Here's some insight, at least from my perspective:
There are 4698 outstanding bugs on file for Evolution and related
modules, of which 1452 are enhancement requests. The bug backlog spans
ten years, far longer than most of us have even been on the team. There
are four, maybe five full-time developers left (myself included) and we
all work for open source companies that have their own products to be
maintained, which takes priority over "upstream" development (which, I
think it's safe to say, we all prefer doing). I'd say at least half of
the roughly one million lines of the code we're maintaining was written
by developers no longer on the team.
When I have time for upstream development and I'm not already engrossed
in some mini-project for an upcoming release , I turn to my "bugs"
folder which holds emails Bugzilla sends me when a new bug is filed or
an existing one is updated. The mails are sorted by date and I tend to
pick from the top, which means new bugs and noisy bugs tend to get my
time and attention. Bugs that aren't resolved immediately and go silent
usually get lost in the stack as new bugs stream in: out-of-sight means
I think my work flow is fairly typical of all of us.
A few questions:
1) Is the bug queue growing or shrinking? Perhaps there isn't a simple
answer to that, but nearly 5000 outstanding bugs for 4 or 5 full-time
devels is a lot. No doubt there's some overlap between them, and not all
are equally urgent, but still.
2) Do you have an rough estimate of what proportion of fixed issues
correspond to enhancement requests? How about bugs or ERs related to
3) How are bugs and ERs prioritized? You seem to imply a LIFO ordering,
so what is a reporter supposed to do when a report is old but still not
dealt with? Perhaps some people mess with the priority/severity fields
because they don't know what to do (though IIRC I've never done this
myself). Also, if the priority/severity indicators are meaningless, why
are they there?
Best way to get our time and attention is to add constructive comments
to the bug. Evolution being an open source project obviously source
code patches are ideal, but also helpful are screen shots, click by
click reproducer steps, complete gdb back traces or valgrind logs (for
the more technically savvy reporters)... and for enhancements: UI mock
ups (even if hand-drawn and scanned), algorithmic steps, thinking
through corner cases... basically anything that makes the bug easier to
solve. Or just ask what you can do to help.

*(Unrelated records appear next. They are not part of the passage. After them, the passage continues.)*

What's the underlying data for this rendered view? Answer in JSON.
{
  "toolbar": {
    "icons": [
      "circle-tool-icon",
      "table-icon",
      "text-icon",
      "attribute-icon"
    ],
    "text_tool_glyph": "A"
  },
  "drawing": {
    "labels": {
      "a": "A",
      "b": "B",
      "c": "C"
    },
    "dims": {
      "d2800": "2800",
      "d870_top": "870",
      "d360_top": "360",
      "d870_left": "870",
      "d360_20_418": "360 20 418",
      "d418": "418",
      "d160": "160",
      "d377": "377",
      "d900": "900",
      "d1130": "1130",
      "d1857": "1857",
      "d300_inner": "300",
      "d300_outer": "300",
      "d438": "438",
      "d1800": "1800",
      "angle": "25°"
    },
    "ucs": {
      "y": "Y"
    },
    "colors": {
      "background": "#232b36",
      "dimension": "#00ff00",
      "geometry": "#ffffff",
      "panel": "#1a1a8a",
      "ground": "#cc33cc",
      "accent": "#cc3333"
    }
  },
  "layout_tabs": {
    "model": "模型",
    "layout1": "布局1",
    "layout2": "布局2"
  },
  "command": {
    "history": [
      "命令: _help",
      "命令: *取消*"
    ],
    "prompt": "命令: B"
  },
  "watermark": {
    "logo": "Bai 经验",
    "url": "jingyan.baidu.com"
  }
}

It doesn't guarantee an immediate response -- we're all swamped -- but
it at least puts the bug back on top of our "bugs" folder where we're
more likely to flag it to come back to later.
What not to do:
- Post obnoxious or nagging comments about the bug not being fixed yet.
I hope you don't think I was being snide. I've made a number of ERs over
the years and seen one or two being accepted. The fact that most of the
time one gets little or no feedback about these things makes it hard to
have a mental model of how they're dealt with. I think most of us
realize that the Evo devels are swamped. Relatively few people are
accomplished programmers, and only a small proportion of those have the
background in the Gnome platform to make a useful contribution. Evo is a
huge code base that requires a considerable time investment to learn.
Those of us that aren't able to do that can only contribute by offering
ideas and criticism. As long as it's constructive, that's a plus.